The utility claims they will use Coolidge as a “peaker plant” and will run only when demand is high. If true, it is a terrible strategy to not pay back or profit from your investment. Solar and wind are already cost-competitive with new natural gas plants and, when used dynamically with other technologies like batteries, energy-efficiency measures, and demand-response programs, provide reliable electric service during peak-use times. SRP should have issued a technology-neutral, competitive procurement process to discover the most affordable option for SRP customers. In addition to plant costs, customers will have to pay for the generating fuel. In fact, SRP customers are about to see an average 3.9% increase in their bill solely due to natural gas and other fuel costs. With energy efficiency and renewable technologies, there are no fuels and no fuel-related costs. The sad fact is that customers will be on the hook for this massive investment for several decades — whether the plant and its fuel are economical or not. In addition, expanding the gas plant will impede progress on renewable-energy adoption as special interests seek out politicians to protect their investment.
Did you know Arizona must transport all of its natural gas fuel from other states? Last winter, when most of Texas froze over, oil and gas wells stopped producing, which led to a natural gas shortage. In fact, Texas Gov. Greg Abbott threatened to stop natural gas supplies from shipping to other states, and gas prices spiked. Here in Arizona, utilities asked customers to conserve electricity during that time, in the event of a statewide gas shortage. Extreme weather also impacts natural gas power plants. In extreme weather, gas plants experience a decrease in output and, across the globe, unusually hot summers have led to gas plants completely shutting down, leading to blackouts.

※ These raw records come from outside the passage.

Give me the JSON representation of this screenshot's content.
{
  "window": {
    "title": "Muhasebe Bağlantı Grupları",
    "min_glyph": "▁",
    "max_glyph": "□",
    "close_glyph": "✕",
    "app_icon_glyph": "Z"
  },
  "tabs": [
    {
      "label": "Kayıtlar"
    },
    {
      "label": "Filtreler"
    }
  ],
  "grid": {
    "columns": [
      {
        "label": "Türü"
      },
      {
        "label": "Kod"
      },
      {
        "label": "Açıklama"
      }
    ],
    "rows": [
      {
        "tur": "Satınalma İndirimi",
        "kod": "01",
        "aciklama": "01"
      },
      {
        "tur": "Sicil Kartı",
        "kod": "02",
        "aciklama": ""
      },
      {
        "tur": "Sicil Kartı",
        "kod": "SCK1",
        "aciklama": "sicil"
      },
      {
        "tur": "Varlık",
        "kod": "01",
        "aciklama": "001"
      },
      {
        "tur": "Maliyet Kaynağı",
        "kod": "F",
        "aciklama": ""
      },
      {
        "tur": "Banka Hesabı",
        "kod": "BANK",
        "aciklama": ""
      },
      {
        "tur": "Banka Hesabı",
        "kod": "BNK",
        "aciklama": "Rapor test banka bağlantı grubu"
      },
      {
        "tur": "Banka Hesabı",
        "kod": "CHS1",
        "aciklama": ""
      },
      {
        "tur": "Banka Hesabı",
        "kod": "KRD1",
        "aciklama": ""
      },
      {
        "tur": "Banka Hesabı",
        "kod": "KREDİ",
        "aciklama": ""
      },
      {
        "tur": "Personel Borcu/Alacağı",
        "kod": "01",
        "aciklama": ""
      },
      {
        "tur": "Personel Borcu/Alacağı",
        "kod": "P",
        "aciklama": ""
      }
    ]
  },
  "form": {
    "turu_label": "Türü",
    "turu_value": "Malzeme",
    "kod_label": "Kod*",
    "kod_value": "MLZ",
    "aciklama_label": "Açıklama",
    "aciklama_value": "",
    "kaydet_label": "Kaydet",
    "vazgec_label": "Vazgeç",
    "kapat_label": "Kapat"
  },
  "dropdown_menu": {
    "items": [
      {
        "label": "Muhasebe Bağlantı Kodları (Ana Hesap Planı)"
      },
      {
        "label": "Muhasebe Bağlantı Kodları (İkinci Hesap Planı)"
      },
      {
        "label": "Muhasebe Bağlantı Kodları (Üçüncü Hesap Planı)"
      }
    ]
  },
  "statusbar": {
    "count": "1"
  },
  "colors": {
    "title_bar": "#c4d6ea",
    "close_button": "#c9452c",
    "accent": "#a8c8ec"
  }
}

Recent groundwater supply models have found that Pinal County’s groundwater will be stressed in the coming decades. Natural gas steam turbine units, like the ones at the Coolidge Power Plant, use water to operate. Arizona is already water-stressed, and this situation will only worsen. SRP should be looking to other resources that do not dry up our state’s precious, and nonrenewable, water supplies.
In just the past month, Arizona experienced two explosions, and both blasts are suspected to be caused by natural gas pipeline leaks. One explosion occurred in Coolidge, across the street from the Coolidge Gas Generating Station. Tragically, two people were killed, including a child, and third person was severely injured. The other explosion occurred in Chandler, causing severe injury to four people and forcing families and businesses to evacuate for hours. While actual explosions are somewhat uncommon, gas leaks are not. Gas leaks expose all Arizonans to unnecessary risks not found with renewables or energy efficiency technologies. Natural gas is bad for our environment and human health. Other technologies like solar and energy efficiency offer cost-competitive reliability for our electric grid. The SRP board should outright reject this proposed natural gas plant expansion and embrace clean energy for a better future for all Arizonans.
Lauren Kuby is a two-term Tempe councilmember, a senior global futures scientist at Arizona State University, and a candidate for the Arizona Corporation Commission.
Editor’s note: This guest commentary was revised to reflect the SRP board’s approval of the project.